Tommy pun sepakat dengan pembentukan hak angket untuk mengusut dugaan penyadapan tersebut. Tapi, menurut dia, orang pertama yang harus diperiksa adalah SBY. “Pak SBY sebagai orang pertama yang mengatakan ada penyadapan. Mainkan saja angket itu,” tegas Tommy.

Sesuai UU 17/2014 tentang MD3, hak angket itu untuk menyelidiki pelaksanaan suatu undang-undang atau kebijakan pemerintah yang berkaitan dengan hal penting, strategis, dan berdampak luas dan diduga bertentangan dengan peraturan perundang-undangan. Hak angket diusulkan minimal 25 anggota DPR dan lebih dari satu fraksi.

Sementara itu, Wakil Ketua Partai Demokrat Roy Suryo menuturkan, saat ini memang sedang ada penggalangan suara untuk mewujudkan penggunaan hak angket itu. Tapi, pengusulan tersebut masih bergulir terus. “Sedang diupayakan terus,” ujar dia.

Mantan Menteri Pemuda dan Olahraga itu menuturkan, saran dari kuasa hukum Ahok untuk memeriksa SBY di pengadilan itu dianggap salah logika. “Kok, sudah dibalik-balik. Ibaratnya, seorang tertabrak mobil kecelakaan, kok yang diperiksa dulu yang ditabrak. Mestinya yang menabrak, dong,” ujar dia.

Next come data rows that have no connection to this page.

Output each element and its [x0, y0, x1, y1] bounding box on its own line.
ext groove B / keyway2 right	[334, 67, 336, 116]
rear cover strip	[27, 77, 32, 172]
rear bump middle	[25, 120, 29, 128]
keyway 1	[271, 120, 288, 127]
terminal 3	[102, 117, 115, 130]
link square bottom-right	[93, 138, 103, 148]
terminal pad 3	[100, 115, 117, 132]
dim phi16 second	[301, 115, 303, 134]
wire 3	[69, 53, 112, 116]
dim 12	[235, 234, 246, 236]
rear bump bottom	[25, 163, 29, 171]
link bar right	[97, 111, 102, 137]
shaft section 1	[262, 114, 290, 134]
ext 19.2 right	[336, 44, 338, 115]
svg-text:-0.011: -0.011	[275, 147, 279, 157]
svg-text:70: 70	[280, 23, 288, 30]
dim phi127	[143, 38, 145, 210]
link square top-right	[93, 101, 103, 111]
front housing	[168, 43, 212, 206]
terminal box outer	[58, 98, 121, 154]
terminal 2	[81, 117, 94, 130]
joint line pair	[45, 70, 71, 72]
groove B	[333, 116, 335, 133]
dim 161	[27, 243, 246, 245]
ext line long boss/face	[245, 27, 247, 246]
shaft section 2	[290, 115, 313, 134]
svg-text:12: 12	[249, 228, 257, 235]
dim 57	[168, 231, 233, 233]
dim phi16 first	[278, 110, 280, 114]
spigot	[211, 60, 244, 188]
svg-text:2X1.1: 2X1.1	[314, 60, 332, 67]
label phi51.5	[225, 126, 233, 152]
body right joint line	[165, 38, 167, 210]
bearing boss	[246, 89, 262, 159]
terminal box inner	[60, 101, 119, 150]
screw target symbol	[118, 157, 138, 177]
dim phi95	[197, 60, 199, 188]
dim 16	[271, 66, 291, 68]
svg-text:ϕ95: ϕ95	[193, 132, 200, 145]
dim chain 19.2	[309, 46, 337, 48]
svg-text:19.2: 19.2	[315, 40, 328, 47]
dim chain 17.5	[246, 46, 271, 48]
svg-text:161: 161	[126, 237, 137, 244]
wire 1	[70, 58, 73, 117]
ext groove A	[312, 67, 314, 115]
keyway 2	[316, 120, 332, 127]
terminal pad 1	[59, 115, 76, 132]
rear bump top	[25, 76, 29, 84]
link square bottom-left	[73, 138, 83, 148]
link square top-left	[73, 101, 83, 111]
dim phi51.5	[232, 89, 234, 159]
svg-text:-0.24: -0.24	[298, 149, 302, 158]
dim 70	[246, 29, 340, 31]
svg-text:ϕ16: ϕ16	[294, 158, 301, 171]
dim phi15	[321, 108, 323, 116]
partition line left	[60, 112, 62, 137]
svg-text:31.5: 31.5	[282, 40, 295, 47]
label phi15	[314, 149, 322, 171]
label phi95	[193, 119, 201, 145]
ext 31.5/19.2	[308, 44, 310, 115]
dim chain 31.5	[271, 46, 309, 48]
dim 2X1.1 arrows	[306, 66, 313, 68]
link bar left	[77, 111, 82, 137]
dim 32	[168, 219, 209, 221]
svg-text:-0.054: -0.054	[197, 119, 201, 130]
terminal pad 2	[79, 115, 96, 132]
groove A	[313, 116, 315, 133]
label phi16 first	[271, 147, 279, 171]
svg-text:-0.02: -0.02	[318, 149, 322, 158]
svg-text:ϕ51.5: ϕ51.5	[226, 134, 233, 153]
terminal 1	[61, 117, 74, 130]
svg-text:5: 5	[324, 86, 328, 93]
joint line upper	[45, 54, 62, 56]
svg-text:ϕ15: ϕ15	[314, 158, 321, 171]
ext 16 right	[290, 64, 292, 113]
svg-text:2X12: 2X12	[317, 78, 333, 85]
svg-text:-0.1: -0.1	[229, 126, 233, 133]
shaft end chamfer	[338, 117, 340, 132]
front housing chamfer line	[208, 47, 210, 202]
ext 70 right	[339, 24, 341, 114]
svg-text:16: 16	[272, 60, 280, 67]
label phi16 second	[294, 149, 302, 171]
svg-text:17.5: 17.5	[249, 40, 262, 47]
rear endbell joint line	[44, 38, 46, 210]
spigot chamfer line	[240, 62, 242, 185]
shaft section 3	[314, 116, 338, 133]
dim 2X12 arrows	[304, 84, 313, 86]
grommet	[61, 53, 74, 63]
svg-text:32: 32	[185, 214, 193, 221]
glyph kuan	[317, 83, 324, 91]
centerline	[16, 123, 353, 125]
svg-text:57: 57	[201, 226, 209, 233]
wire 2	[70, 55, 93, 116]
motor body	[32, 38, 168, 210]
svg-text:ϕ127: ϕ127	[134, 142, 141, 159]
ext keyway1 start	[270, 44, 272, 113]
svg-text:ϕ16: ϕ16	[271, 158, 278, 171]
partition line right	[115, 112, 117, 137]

Hal yang sama dia ungkapkan menanggapi keinginan untuk memeriksa SBY dalam pelaksanaan hak angket. Menurut Roy yang harus diperiksa adalah kuasa hukum Ahok.

Dia menegaskan bahwa pembicaraan antara Ketua Majelis Ulama Indonesia (MUI) KH Ma’ruf Amin dan SBY itu dilakukan orang biasa bukan pejabat publik. Pembicaraan privat itu lantas diduga diambil dan dijelaskan dalam persidangan dan tentu dicatat. “Lalu dipergunakan untuk mendesak saksi, KH Ma’ruf Amin,” kata dia.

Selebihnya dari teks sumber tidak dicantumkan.